Obvisously, the data needed some massaging, I decided to break the dataset up into one pandas data frame for countries, and one for the cities. We are looking for “situational sensors” of what is going on around the world, so this should help us understand the level of granularity we may want and the insights we could get.
Mobility by Country
The x axes show the countries in the dataset, the y axis is the time. The colour code illustrates the percentage mobility serach requests have dropped. I am using blue-red to be colorblind-safe.
There are a few countries that stand out, in particular, Hong Kong and Macao, where mobility dropped very early compared to the other nations. South Korea shows a steady decline in mobility search queries, so does Singapore. I cannot, at this point, iunderstand the Saudi Arabia trend, but that seems to be a weekly pattern.

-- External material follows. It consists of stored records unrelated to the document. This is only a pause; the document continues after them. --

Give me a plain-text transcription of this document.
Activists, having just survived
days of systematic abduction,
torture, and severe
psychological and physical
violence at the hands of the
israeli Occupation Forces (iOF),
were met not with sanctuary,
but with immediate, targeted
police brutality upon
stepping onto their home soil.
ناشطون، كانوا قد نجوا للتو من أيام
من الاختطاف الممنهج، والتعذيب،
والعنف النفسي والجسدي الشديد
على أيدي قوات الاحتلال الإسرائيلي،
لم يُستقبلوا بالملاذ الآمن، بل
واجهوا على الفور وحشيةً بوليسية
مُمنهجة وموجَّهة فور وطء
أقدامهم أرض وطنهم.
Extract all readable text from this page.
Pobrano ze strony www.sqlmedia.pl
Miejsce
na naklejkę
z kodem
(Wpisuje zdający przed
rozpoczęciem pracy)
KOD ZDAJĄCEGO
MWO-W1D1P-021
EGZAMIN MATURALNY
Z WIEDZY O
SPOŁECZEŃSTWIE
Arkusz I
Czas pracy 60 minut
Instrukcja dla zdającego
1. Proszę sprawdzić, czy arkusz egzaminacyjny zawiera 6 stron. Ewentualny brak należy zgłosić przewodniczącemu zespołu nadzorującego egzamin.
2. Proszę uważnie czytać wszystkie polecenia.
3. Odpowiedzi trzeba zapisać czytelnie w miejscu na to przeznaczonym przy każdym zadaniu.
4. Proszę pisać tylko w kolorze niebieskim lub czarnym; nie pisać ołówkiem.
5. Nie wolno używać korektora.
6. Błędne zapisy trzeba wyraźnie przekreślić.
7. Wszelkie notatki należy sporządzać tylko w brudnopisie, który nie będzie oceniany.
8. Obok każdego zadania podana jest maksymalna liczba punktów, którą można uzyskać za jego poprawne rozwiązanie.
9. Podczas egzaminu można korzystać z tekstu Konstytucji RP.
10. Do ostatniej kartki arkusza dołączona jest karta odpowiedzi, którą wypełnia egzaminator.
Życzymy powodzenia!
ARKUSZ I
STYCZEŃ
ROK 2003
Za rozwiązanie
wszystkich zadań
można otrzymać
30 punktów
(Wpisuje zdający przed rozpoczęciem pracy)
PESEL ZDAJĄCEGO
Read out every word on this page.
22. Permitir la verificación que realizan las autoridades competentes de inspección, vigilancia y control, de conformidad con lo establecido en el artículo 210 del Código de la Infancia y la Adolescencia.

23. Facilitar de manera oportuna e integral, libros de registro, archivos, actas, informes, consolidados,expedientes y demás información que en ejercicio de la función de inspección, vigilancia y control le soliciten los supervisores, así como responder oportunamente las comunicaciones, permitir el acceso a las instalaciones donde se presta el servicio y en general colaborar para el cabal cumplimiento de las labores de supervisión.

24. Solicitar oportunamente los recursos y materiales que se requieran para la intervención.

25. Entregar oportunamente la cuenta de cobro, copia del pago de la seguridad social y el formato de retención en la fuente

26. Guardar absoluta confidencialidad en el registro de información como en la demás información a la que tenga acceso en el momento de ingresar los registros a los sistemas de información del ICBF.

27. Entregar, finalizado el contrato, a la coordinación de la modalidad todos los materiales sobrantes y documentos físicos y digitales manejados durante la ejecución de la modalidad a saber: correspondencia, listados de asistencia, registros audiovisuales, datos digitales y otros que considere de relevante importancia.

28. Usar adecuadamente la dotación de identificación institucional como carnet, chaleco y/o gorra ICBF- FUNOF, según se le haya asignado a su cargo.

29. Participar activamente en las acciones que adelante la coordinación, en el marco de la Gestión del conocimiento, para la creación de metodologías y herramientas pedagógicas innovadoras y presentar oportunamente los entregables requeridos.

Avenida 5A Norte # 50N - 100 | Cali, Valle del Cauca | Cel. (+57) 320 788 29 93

It is fairly obvious that all countries had severe declines in mobility around April 10…April 17. This actually surprised me as I am in week 5 (I think) of home office and have not been using Apple or Google maps to plan a trip for weeks, it seems.
Mobility by City
We use the University of Oxford CORONAVIRUS GOVERNMENT RESPONSE TRACKER a lot, this is a wonderfully curated dataset. Mobility data, at high aggregation rates, can positively be used as sensors to understand when the public actually adopted lockdown measures, and to what extent.
Disclaimer: This information can be used for educational and research use. The author is not a health care professional and it is not recommended to use the views in this document for any healthcare related decision making.